After hearing public complaints about people shooting guns near residences and other public areas, the East Carbon City council is looking into the possibility of amending a shooting ordinance.
Dave Maggio, a resident of East Carbon, said he has been having problems with people shooting near his property, including hunting deer, which led him to ask the city council about looking into amending the ordinance. In one example, Maggio said he noticed one hunter was cleaning a deer just 180 yards from his home.
Other people at the meeting mentioned having similar problems with people firing guns within the city limits. Mayor Orlando LaFontaine said this was a problem the city has been dealing for a few years but not much has been done.
Maggio said that kids have been shooting doves, birds and rabbits in some areas near his property. Hunters have even taken to stalking deer on walking trails as Maggio said a man in camouflage was seen stalking a deer. The danger posed to people riding four-wheelers, walking with their dogs and children playing near the trail is not something Maggio wants to see continue.
"You want to go hunt deer, I've got no problem with that. I love to hunt deer, but get out of Dodge," Maggio said.
State code limits discharging a firearm in the city to 600 feet from any house, dwelling or any other similar structures. Current city code says that you cannot discharge a firearm within city limits, said Jeremy Humes, East Carbon city attorney.

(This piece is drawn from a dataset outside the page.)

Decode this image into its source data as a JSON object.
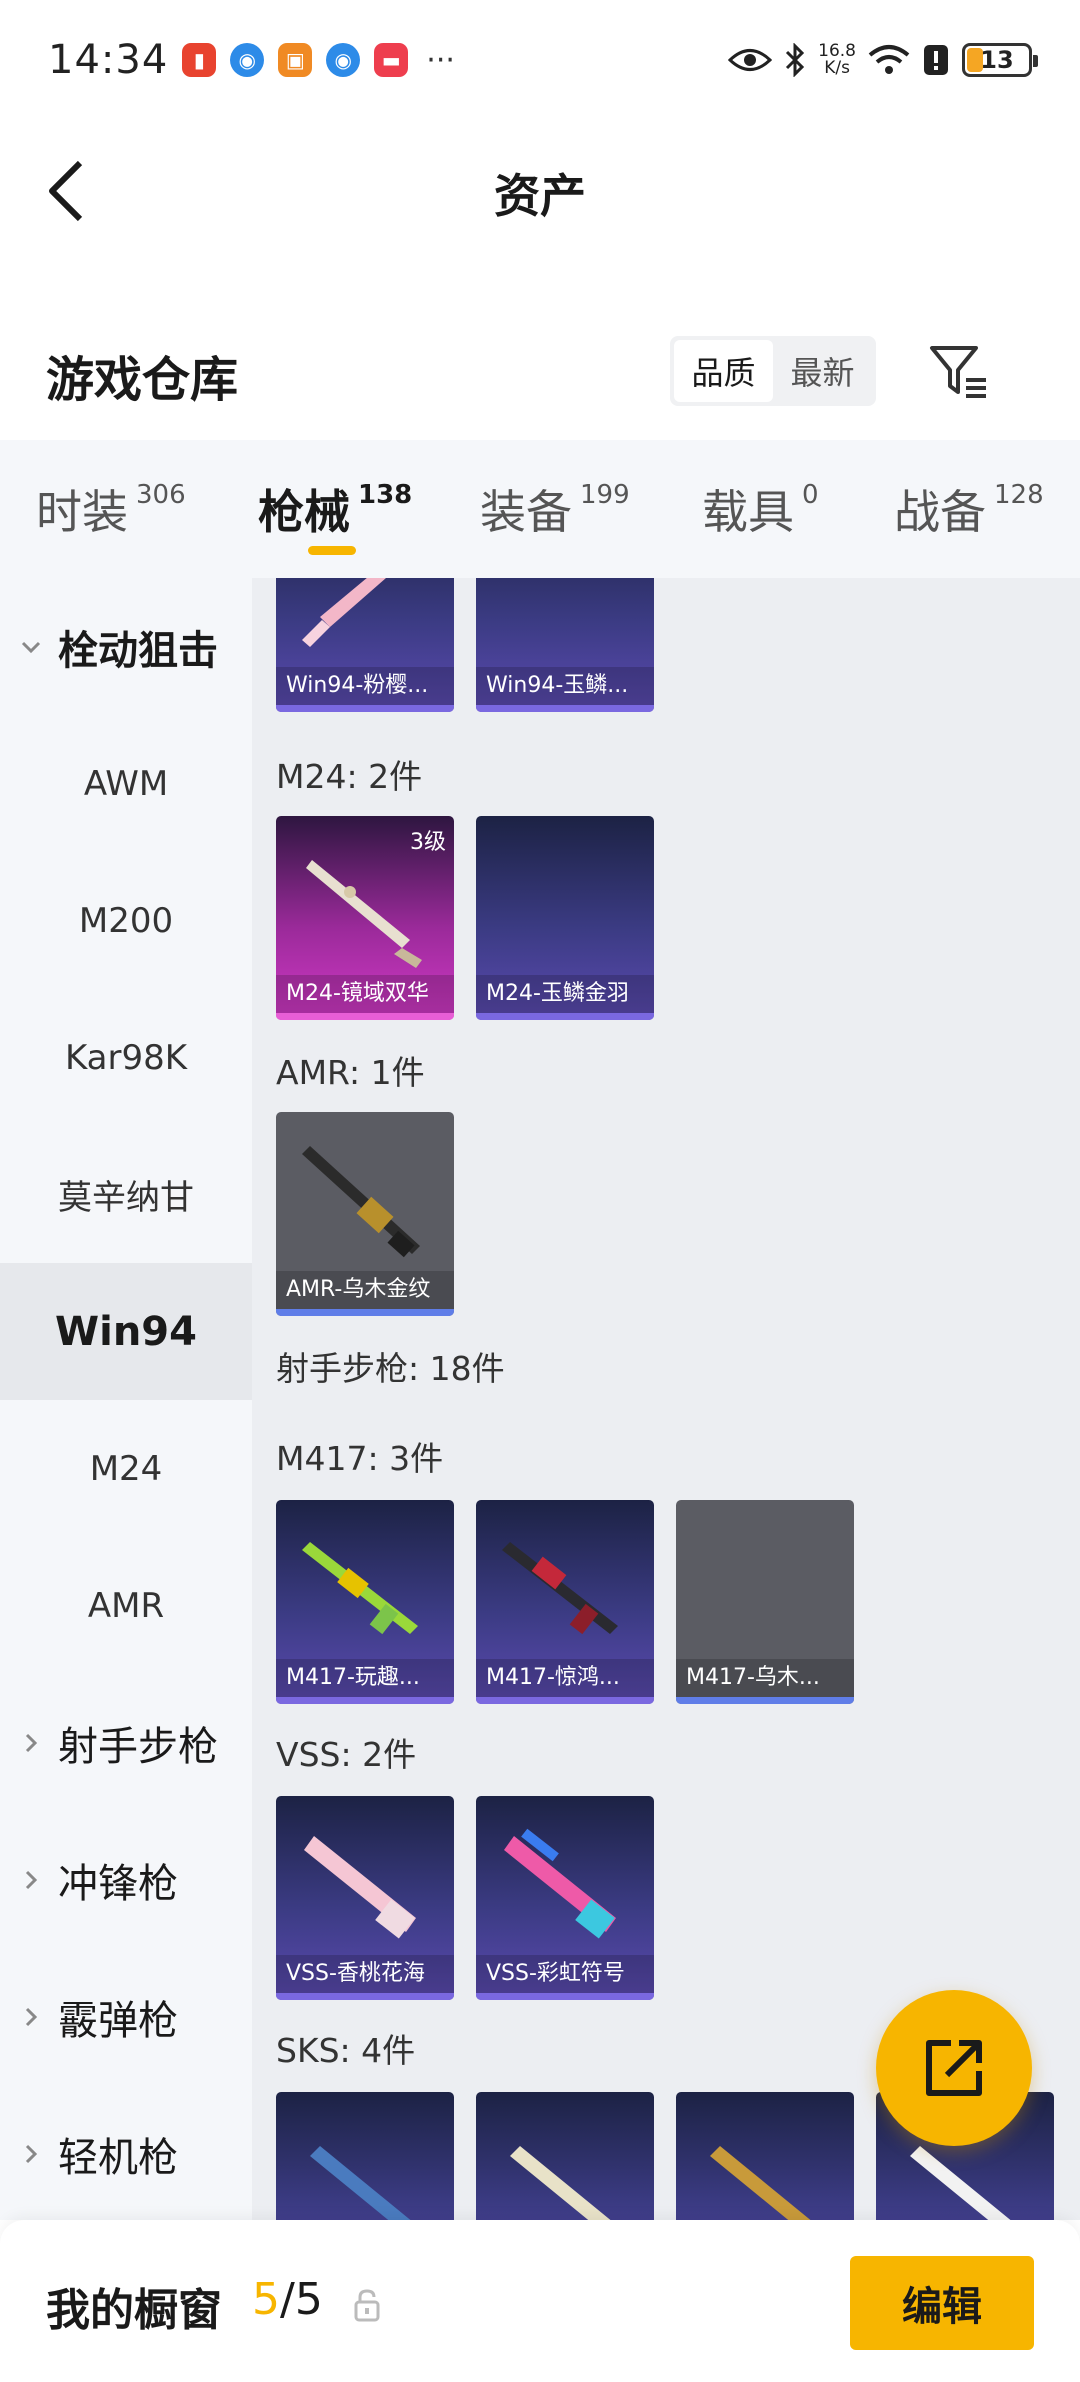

Maggio said he would like to see the city council amend the ordinance before the hunting season begins. The general season for spike bull elk and any bulk elk begins on Oct. 9 and the general any legal weapon deer season, for people over 18, begins on Oct. 23.
When council members began discussing what the city could do to amend the ordinance Maggio shot back with an idea of his own.
"Well then let's make it a mile because I'm tired of this nonsense," Maggio said.
Because of the proximity of the areas in question where incidents have taken place, Councilman Andy Urbanik suggested that the city get into contact with Sunnyside City to see what their ordinance says.
LaFontaine and the city council requested that Humes look into the issue and see what the city can do about amending the ordinance from 600 feet to 1 mile. The issue will be on the city council agenda at the next meeting on Sept. 28.
Going forward, LaFontaine suggested that anyone who encounters a problem with this to call the police and inform them of the situation.